The cooker didn’t suffer too much at the hands of the tenants, but judging by the fact that the microwave was in the garage and rather burnt, I would think the reason the cooker was OK wasn’t misuse, but no use!

But that doesn’t alter the fact that cooking anything as simple as bacon and eggs is very very difficult. Or it could be that I’ve cooked on a variety of AGAs for forty years and before that it was a sophisticated all-electric hob and oven!

So the next time a modern day Steptoe passes my door he gets it.  And probably a double hernia as well, as it was obviously built by a company that knew weight could settle all problems. But not everywhere of course!

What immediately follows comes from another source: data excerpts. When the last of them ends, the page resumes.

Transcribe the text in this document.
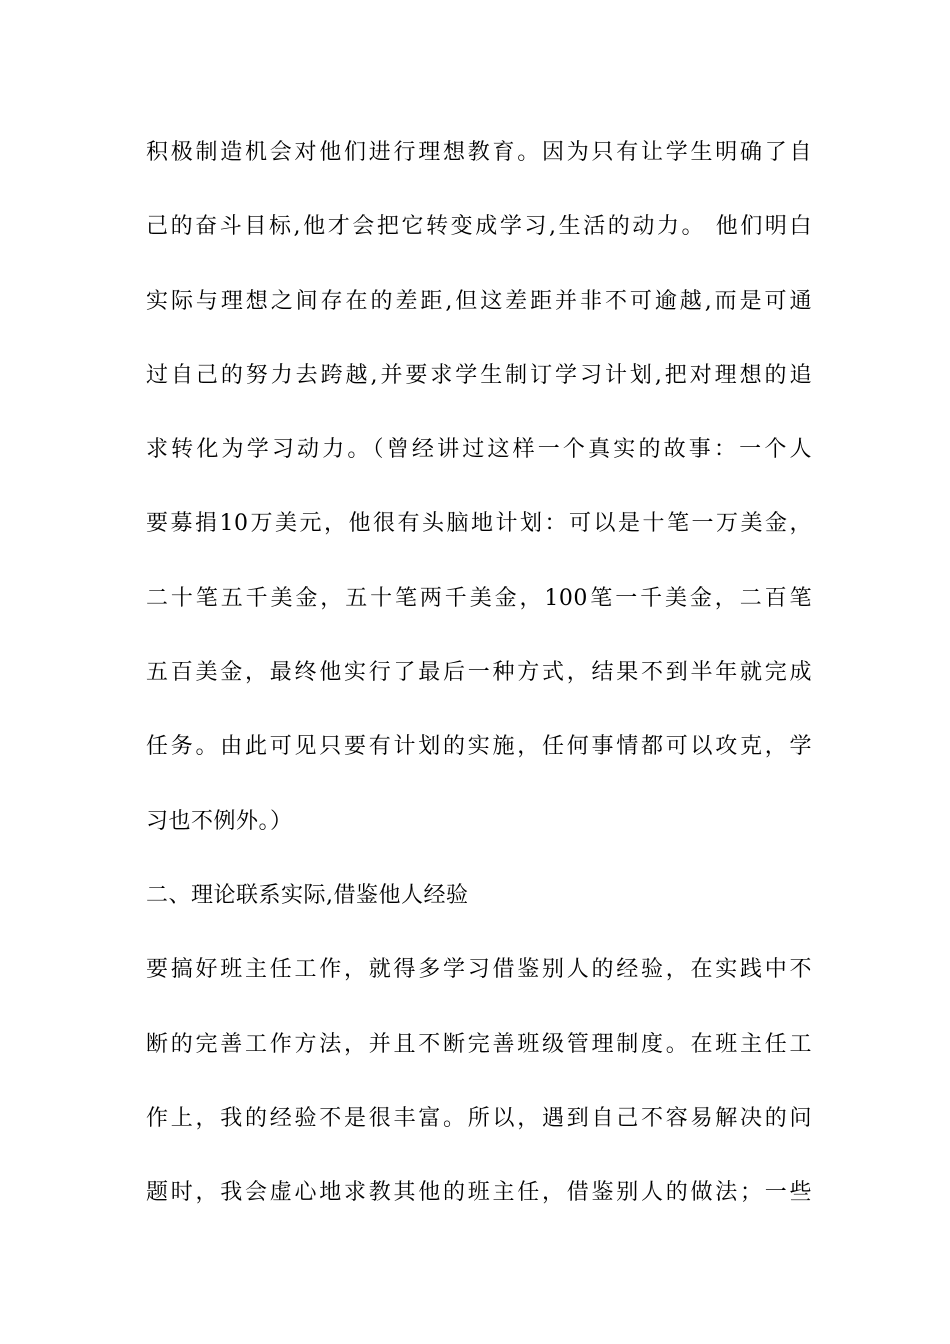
积极制造机会对他们进行理想教育。因为只有让学生明确了自
己的奋斗目标,他才会把它转变成学习,生活的动力。 他们明白
实际与理想之间存在的差距,但这差距并非不可逾越,而是可通
过自己的努力去跨越,并要求学生制订学习计划,把对理想的追
求转化为学习动力。（曾经讲过这样一个真实的故事：一个人
要募捐10万美元，他很有头脑地计划：可以是十笔一万美金，
二十笔五千美金，五十笔两千美金，100笔一千美金，二百笔
五百美金，最终他实行了最后一种方式，结果不到半年就完成
任务。由此可见只要有计划的实施，任何事情都可以攻克，学
习也不例外。）
二、理论联系实际,借鉴他人经验
要搞好班主任工作，就得多学习借鉴别人的经验，在实践中不
断的完善工作方法，并且不断完善班级管理制度。在班主任工
作上，我的经验不是很丰富。所以，遇到自己不容易解决的问
题时，我会虚心地求教其他的班主任，借鉴别人的做法；一些
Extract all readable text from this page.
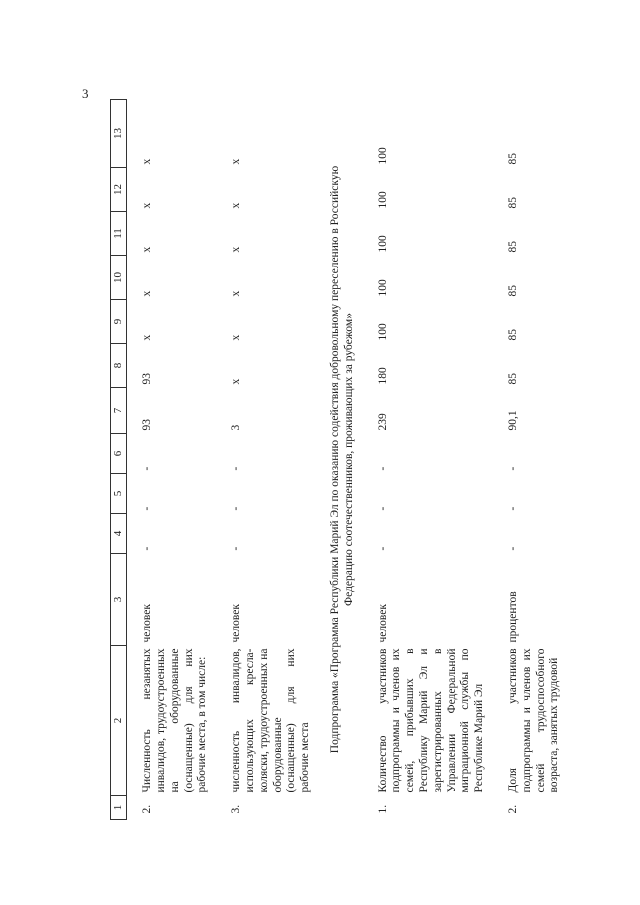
3
1	2	3	4	5	6	7	8	9	10	11	12	13
2.	Численность незанятых инвалидов, трудоустроенных на оборудованные (оснащенные) для них рабочие места, в том числе:	человек	-	-	-	93	93	x	x	x	x	x
3.	численность инвалидов, использующих кресла-коляски, трудоустроенных на оборудованные (оснащенные) для них рабочие места	человек	-	-	-	3	x	x	x	x	x	x
Подпрограмма «Программа Республики Марий Эл по оказанию содействия добровольному переселению в Российскую Федерацию соотечественников, проживающих за рубежом»												
1.	Количество участников подпрограммы и членов их семей, прибывших в Республику Марий Эл и зарегистрированных в Управлении Федеральной миграционной службы по Республике Марий Эл	человек	-	-	-	239	180	100	100	100	100	100
2.	Доля участников подпрограммы и членов их семей трудоспособного возраста, занятых трудовой	процентов	-	-	-	90,1	85	85	85	85	85	85
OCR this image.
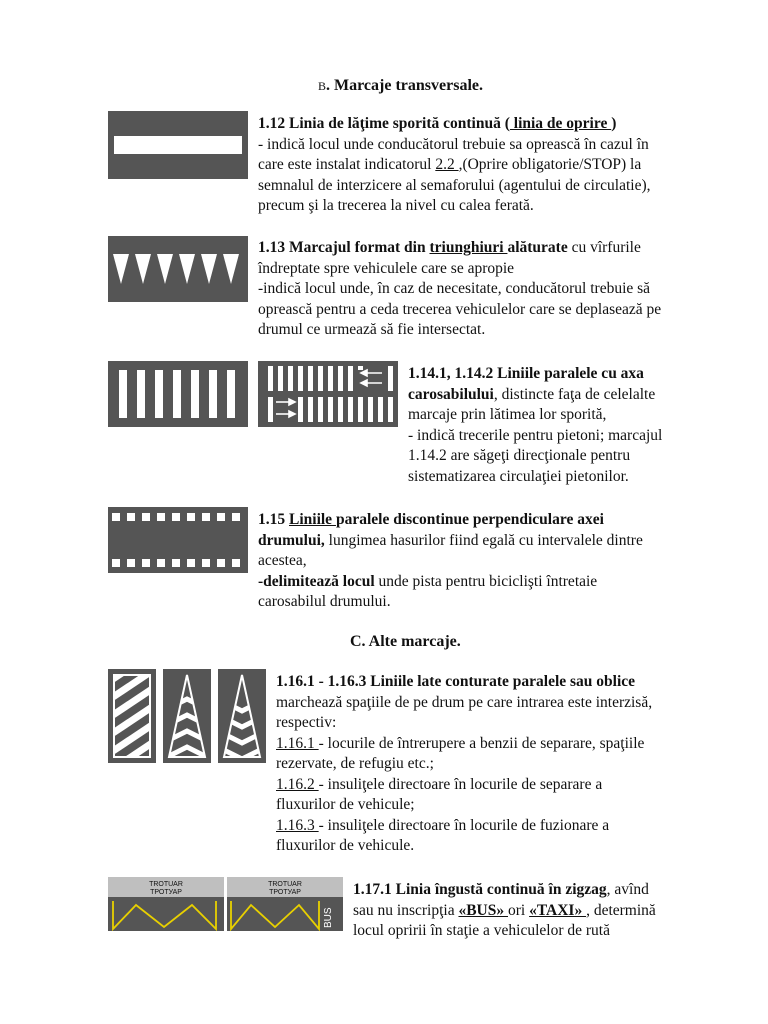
B. Marcaje transversale.
1.12 Linia de lăţime sporită continuă ( linia de oprire )
- indică locul unde conducătorul trebuie sa oprească în cazul în
care este instalat indicatorul 2.2 ,(Oprire obligatorie/STOP) la
semnalul de interzicere al semaforului (agentului de circulatie),
precum şi la trecerea la nivel cu calea ferată.
1.13 Marcajul format din triunghiuri alăturate cu vîrfurile
îndreptate spre vehiculele care se apropie
-indică locul unde, în caz de necesitate, conducătorul trebuie să
oprească pentru a ceda trecerea vehiculelor care se deplasează pe
drumul ce urmează să fie intersectat.
1.14.1, 1.14.2 Liniile paralele cu axa
carosabilului, distincte faţa de celelalte
marcaje prin lătimea lor sporită,
- indică trecerile pentru pietoni; marcajul
1.14.2 are săgeţi direcţionale pentru
sistematizarea circulaţiei pietonilor.
1.15 Liniile paralele discontinue perpendiculare axei
drumului, lungimea hasurilor fiind egală cu intervalele dintre
acestea,
-delimitează locul unde pista pentru biciclişti întretaie
carosabilul drumului.
C. Alte marcaje.
1.16.1 - 1.16.3 Liniile late conturate paralele sau oblice
marchează spaţiile de pe drum pe care intrarea este interzisă,
respectiv:
1.16.1 - locurile de întrerupere a benzii de separare, spaţiile
rezervate, de refugiu etc.;
1.16.2 - insuliţele directoare în locurile de separare a
fluxurilor de vehicule;
1.16.3 - insuliţele directoare în locurile de fuzionare a
fluxurilor de vehicule.
TROTUAR
ТРОТУАР
TROTUAR
ТРОТУАР
BUS
1.17.1 Linia îngustă continuă în zigzag, avînd
sau nu inscripţia «BUS» ori «TAXI» , determină
locul opririi în staţie a vehiculelor de rută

The cooker isn’t totally useless in that it can cook things that just need the electric oven or just one pot on a gas. so I can cook my fish pies or Moroccan Chicken Casseroles.

It’s just simple things like meat and two veg and of course bacon and eggs, that are difficult.

At least in the 1950s, you could always use them to kill the lamb before you ate it! Even that function has been removed on safety grounds.

February 19, 2012 - Posted by | Food, World |


  1. For the bacon and eggs, tuen the gas down to about half way. That way, the eggs don’t burn on the bottom before cooking through. I am a gas hob / electric oven man myself.

    Comment by Conor Bofin | February 19, 2012 | Reply

    • Thanks, but my AGA was so much better. I think it’s down to the heat transfer from a flat hob to the flat bottom of a pan. As someone who did Physics at school to the highest level, that is the best conductivity. I remember my mother used to put a poker under the saucepan to get it right.